A Turma da Mangueira chamou a atenção da plateia para o samba-enredo “Morada sagrada dos reis da encantaria do Maranhão: uma viagem de fé aos templos sagrados de nossos guardiões”, desenvolvido com proficiência pelas indumentárias deslumbrantes, coreografia elaborada, inclusive abrindo espaço para a arte de drag queens.

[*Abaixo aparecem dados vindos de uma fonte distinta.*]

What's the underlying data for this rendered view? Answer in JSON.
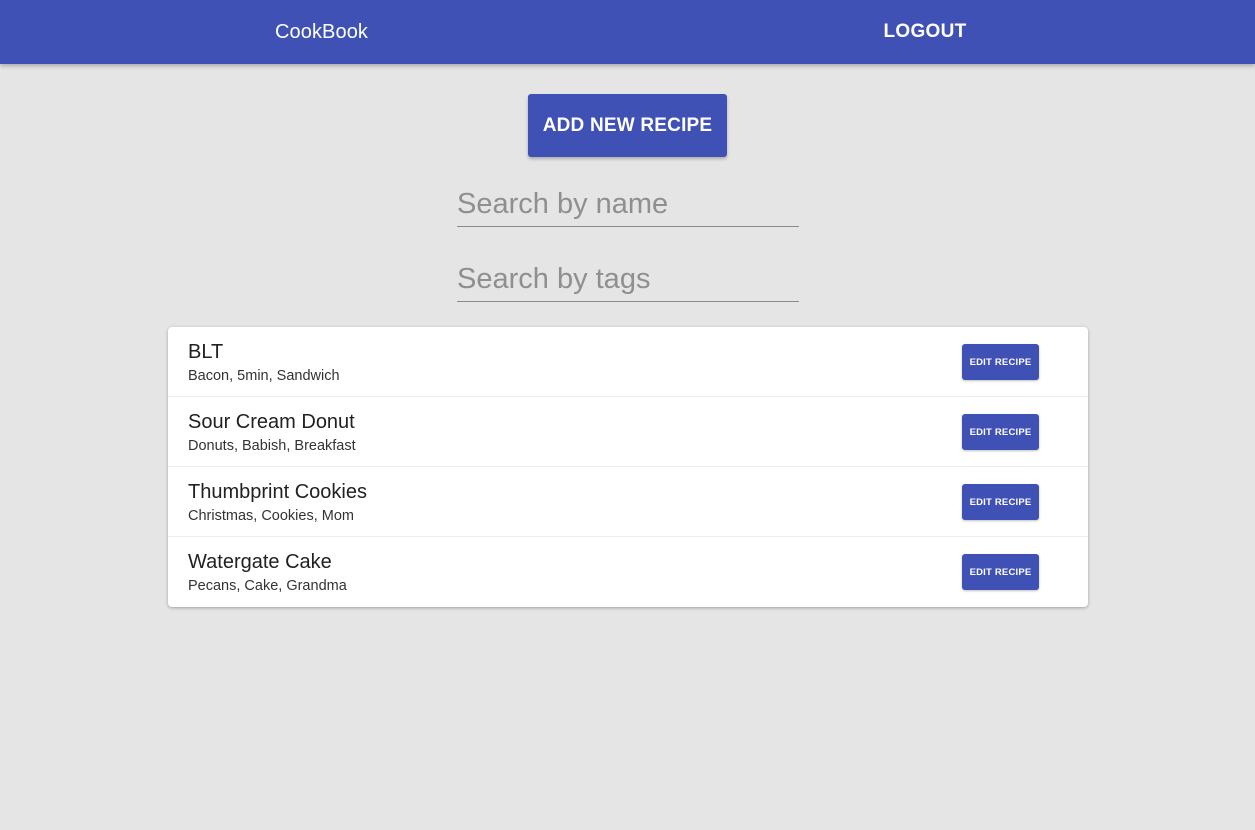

A agremiação, nesta edição do Carnaval de Passarela, dispôs de comissão de frente, 12 alas, três carros alegóricos, dois casais de mestre-sala e porta-bandeira, um tripé e bateria, com um total de 1.200 participantes.

 

O primeiro-casal de mestre-sala e porta-bandeira da Turma da Mangueira, Jadson Martins, 28 anos, e Isa Sousa, 26 anos, deram um show na Passarela, com indumentárias nas cores vermelho e prata intensos. Além de participarem da escola, os dois trabalham em uma companhia de dança.

“É perfil da Mangueira requisitar mulheres que tenham formação em balé clássico para atuar como porta-bandeira, que dominem a técnica dos giros. Além disso, precisamos fazer musculação para ganhar resistência a fim de manter o pique até o final do desfile”, contou Isa Sousa, que também é bailarina e professora de dança. “A formação profissional em dança nos ajuda a ter mais desenvoltura nos desfiles e a alcançar melhores resultados para a nossa escola”, explica Jadson Martins.

Com um samba-enredo, “Saudade”, a escola Flor do Samba encerrou o desfile com uma homenagem às perdas de pessoas para a Covid-19 e a todos os brincantes ilustres que já passaram pela escola, que fizeram história também.

O carro abre-alas trouxe uma referência ao tempo em um vermelho intenso, o segundo trabalhou com o amarelo e o último com o branco, todos altos e ricamente decorados.

A Flor do Samba contou com comissão de frente, 14 alas, três carros alegóricos, dois casais de mestre-sala e porta-bandeira, um tripé e bateria, com um total de 1.500 integrantes. Foi fundada em 1939, no Desterro.